Elsewhere in London, DFS Furniture added 7.3%. It said it continued to win market share in a ‘very tough market’ during its financial year, which ended on June 25.
The furniture retailer said revenue from continuing operations fell 5.2% year-on-year to £1.09 billion from £1.15 billion, and pretax profit slumped 49% to £29.7 million from £58.5 million.
Underlying pretax profit before brand amortisation was £30.6 million, which was in line with its interim guidance, but down roughly half year-on-year from £60.3 million.
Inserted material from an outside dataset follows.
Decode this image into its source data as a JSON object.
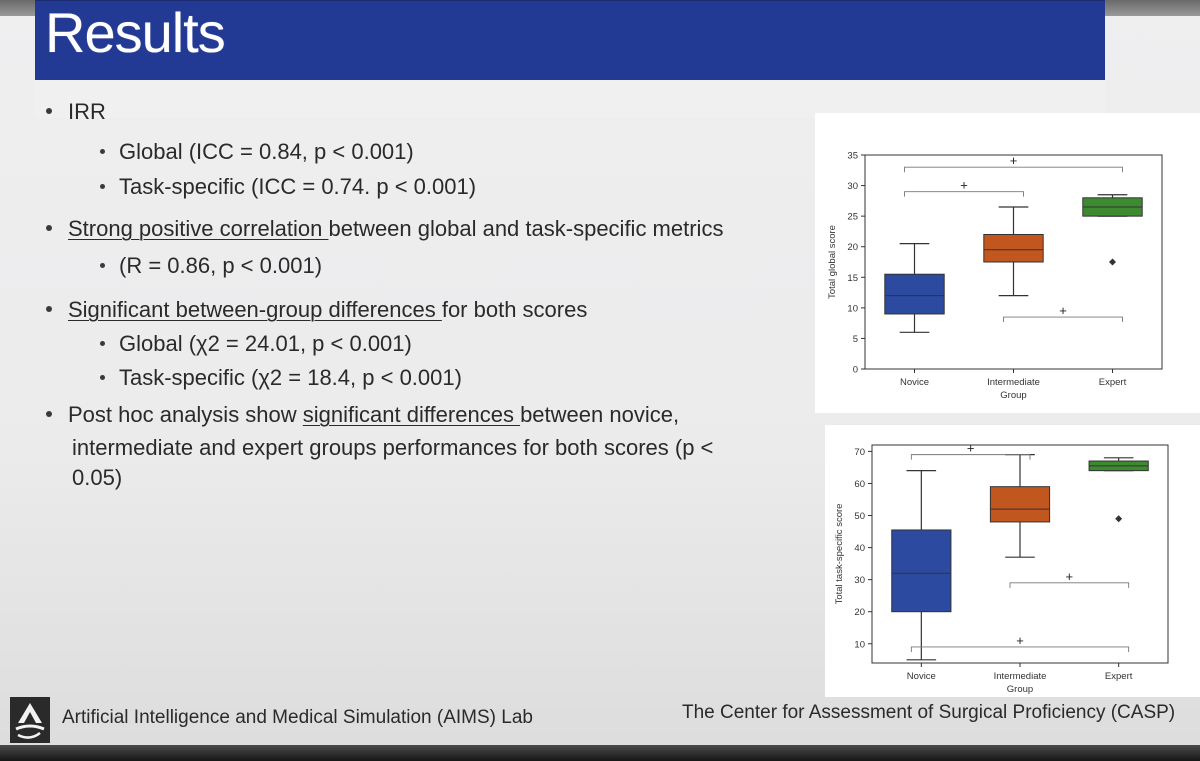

It expects underlying profit before tax and brand amortisation to improve in the low single digits in financial 2024, to a £30 to £35 million range.
It recommended a final dividend of 3.0p, down from 3.7p, bringing the annual total to 4.5p, down from 7.4p in the previous year.
Chief Executive Tim Stacey said: ‘The group is operating in one of the toughest economic climates we have experienced. Whilst we are confident the upholstery market will recover, forecasting the specific timing and pace of the recovery is challenging.’
Gold was quoted at $1,925.15 an ounce early Thursday afternoon, lower than $1,945.43 on Wednesday. Brent oil was trading at $92.61 a barrel, lower than $94.40.
Still to come on Thursday is the latest US initial jobless claims reading at 1330 BST. There is a eurozone consumer confidence reading at 1500 BST.